Yesterday morning at the lovely hour of 7:45 am, I had my long-awaited physical therapy appointment with Steve. For once I was glad to be going so I could report to him my ankle flare up, but I was also dreading what he was going to say about it.
I told my sad story (just started the marathon training, hurt more than ever after 8 mile treadmill run, iced it, took two days off, resorted to cross training on the elliptical, etc) and as predicted, Steve told me things that I did not like to hear.
When he learned I've been logging most of my miles on the treadmill in the past few weeks, he was not happy.
Steve: Why have you been doing that?
Me: Because it's hot and I'm a wuss.
Steve: Well, you're going to have to learn to suck it up.
Me: Is it that bad?
Steve: Yes, we see a lot of stress fractures happen because people log too many miles on treadmill and then try to go back to the road. You need to be running outside even if it's hot.
Me: But... but... when I'm on the treadmill the fan blows right on me. And I have a TV... and my headphones... and a trashy magazine to distract me!
Steve: Suck it up.
Next up, he questioned me on how many days a week I'm running.
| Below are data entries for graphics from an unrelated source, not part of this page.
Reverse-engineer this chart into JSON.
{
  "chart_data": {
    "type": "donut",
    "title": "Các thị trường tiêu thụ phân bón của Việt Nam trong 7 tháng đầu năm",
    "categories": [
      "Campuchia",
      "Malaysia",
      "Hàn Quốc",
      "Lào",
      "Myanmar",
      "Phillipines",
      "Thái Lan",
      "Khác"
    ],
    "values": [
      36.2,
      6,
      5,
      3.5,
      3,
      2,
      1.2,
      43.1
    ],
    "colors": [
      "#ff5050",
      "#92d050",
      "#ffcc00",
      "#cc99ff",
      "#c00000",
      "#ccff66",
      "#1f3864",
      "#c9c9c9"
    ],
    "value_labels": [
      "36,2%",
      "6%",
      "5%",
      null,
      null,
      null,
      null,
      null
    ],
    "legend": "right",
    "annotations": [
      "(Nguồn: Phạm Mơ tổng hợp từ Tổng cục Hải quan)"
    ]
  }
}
Again, he was not happy with my response of 4. He guarantees that I can train for a marathon with 3 days of running: one day speed work, one medium-length run, and one long run per week along with 2-3 days of cross training. He insists that I shouldn't do more than 3 days of running per week as I continue to work on strengthening my ankle. It needs its rest, so I'm told, to prevent flare ups. (Rest schmest)
The thing about this is, I hate cross training. Sincerely. I feel like the bike is a complete waste of my time and the elliptical isn't much better. Don't even TALK to me about swimming.
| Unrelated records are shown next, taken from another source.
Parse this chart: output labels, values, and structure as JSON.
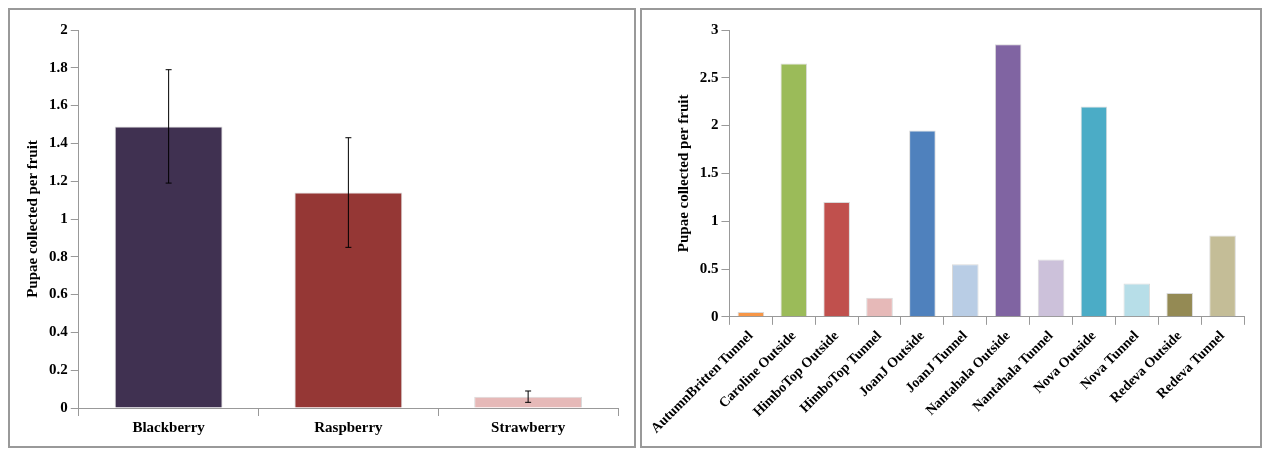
{
  "chart_data": [
    {
      "type": "bar",
      "ylabel": "Pupae collected per fruit",
      "categories": [
        "Blackberry",
        "Raspberry",
        "Strawberry"
      ],
      "values": [
        1.49,
        1.14,
        0.06
      ],
      "colors": [
        "#403151",
        "#953735",
        "#e6b9b8"
      ],
      "errors": [
        0.3,
        0.29,
        0.03
      ],
      "ylim": [
        0,
        2
      ],
      "yticks": [
        0,
        0.2,
        0.4,
        0.6,
        0.8,
        1,
        1.2,
        1.4,
        1.6,
        1.8,
        2
      ],
      "grid": false,
      "legend": false
    },
    {
      "type": "bar",
      "ylabel": "Pupae collected per fruit",
      "categories": [
        "AutumnBritten Tunnel",
        "Caroline Outside",
        "HimboTop Outside",
        "HimboTop Tunnel",
        "JoanJ Outside",
        "JoanJ Tunnel",
        "Nantahala Outside",
        "Nantahala Tunnel",
        "Nova Outside",
        "Nova Tunnel",
        "Redeva Outside",
        "Redeva Tunnel"
      ],
      "values": [
        0.05,
        2.65,
        1.2,
        0.2,
        1.95,
        0.55,
        2.85,
        0.6,
        2.2,
        0.35,
        0.25,
        0.85
      ],
      "colors": [
        "#f79646",
        "#9bbb59",
        "#c0504d",
        "#e6b9b8",
        "#4f81bd",
        "#b9cde5",
        "#8064a2",
        "#ccc1da",
        "#4bacc6",
        "#b7dee8",
        "#948a54",
        "#c4bd97"
      ],
      "ylim": [
        0,
        3
      ],
      "yticks": [
        0,
        0.5,
        1,
        1.5,
        2,
        2.5,
        3
      ],
      "grid": false,
      "legend": false
    }
  ]
}
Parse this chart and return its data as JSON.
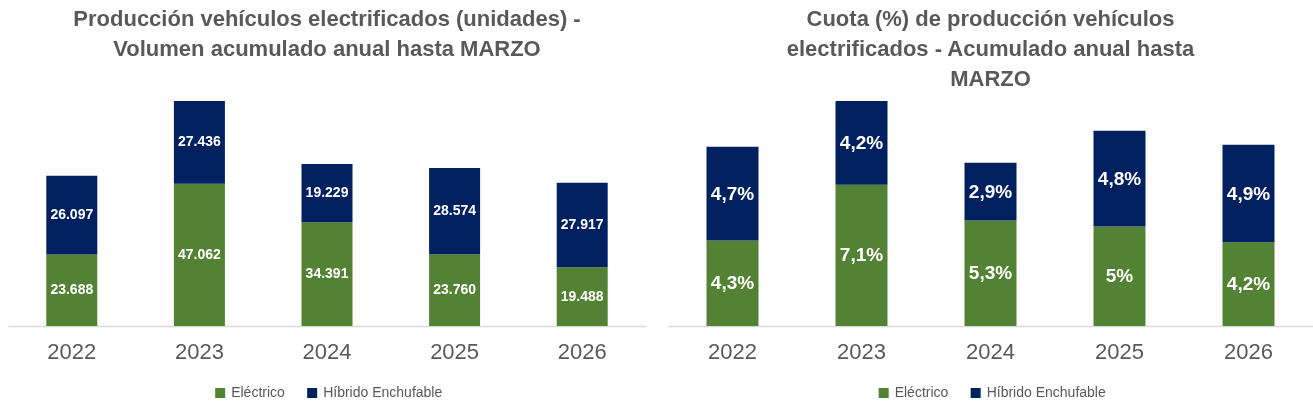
{
  "chart_data": [
    {
      "type": "bar",
      "stacked": true,
      "title": "Producción vehículos electrificados (unidades) -\nVolumen acumulado anual hasta MARZO",
      "categories": [
        "2022",
        "2023",
        "2024",
        "2025",
        "2026"
      ],
      "series": [
        {
          "name": "Eléctrico",
          "color": "#548235",
          "values": [
            23688,
            47062,
            34391,
            23760,
            19488
          ],
          "value_labels": [
            "23.688",
            "47.062",
            "34.391",
            "23.760",
            "19.488"
          ]
        },
        {
          "name": "Híbrido Enchufable",
          "color": "#002060",
          "values": [
            26097,
            27436,
            19229,
            28574,
            27917
          ],
          "value_labels": [
            "26.097",
            "27.436",
            "19.229",
            "28.574",
            "27.917"
          ]
        }
      ],
      "legend": "bottom",
      "grid": false,
      "tick_labels": "x"
    },
    {
      "type": "bar",
      "stacked": true,
      "title": "Cuota (%) de producción vehículos\nelectrificados - Acumulado anual hasta\nMARZO",
      "categories": [
        "2022",
        "2023",
        "2024",
        "2025",
        "2026"
      ],
      "series": [
        {
          "name": "Eléctrico",
          "color": "#548235",
          "values": [
            4.3,
            7.1,
            5.3,
            5,
            4.2
          ],
          "value_labels": [
            "4,3%",
            "7,1%",
            "5,3%",
            "5%",
            "4,2%"
          ]
        },
        {
          "name": "Híbrido Enchufable",
          "color": "#002060",
          "values": [
            4.7,
            4.2,
            2.9,
            4.8,
            4.9
          ],
          "value_labels": [
            "4,7%",
            "4,2%",
            "2,9%",
            "4,8%",
            "4,9%"
          ]
        }
      ],
      "legend": "bottom",
      "grid": false,
      "tick_labels": "x"
    }
  ]
}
::whine:: Why can't I just run? ::whine::
Me being me, I'm not sure if I'm going to 100% listen to Steve's advice. One, I'm hard headed. Extremely hard headed. Once I get something in my head and planned out (like, for instance, a marathon training plan, plotted to the lat mile), I don't react well to changes. Two, I hate being told what to do. Just ask my mother, my husband, my best friend, and anyone else who knows me. You tell me what to do, it's most likely I'll do the opposite. And the more you tell me to do something, the less likely it is to happen.
But then again, the last thing I want to do is sabotage myself. So I guess I'll make an attempt to run outside (uuuuuuuuugggggggh) for at least some of my upcoming miles. And my compromise on the 3 runs instead of 4 per week is that if my ankle hurts at all, I will cross train on the additional day... BUT if it doesn't hurt, I'm running.
My next appointment with Steve is next Thursday. Hopefully he doesn't try to tell me to do anything else that I don't like. Otherwise, I don't know if he can be my new best friend anymore.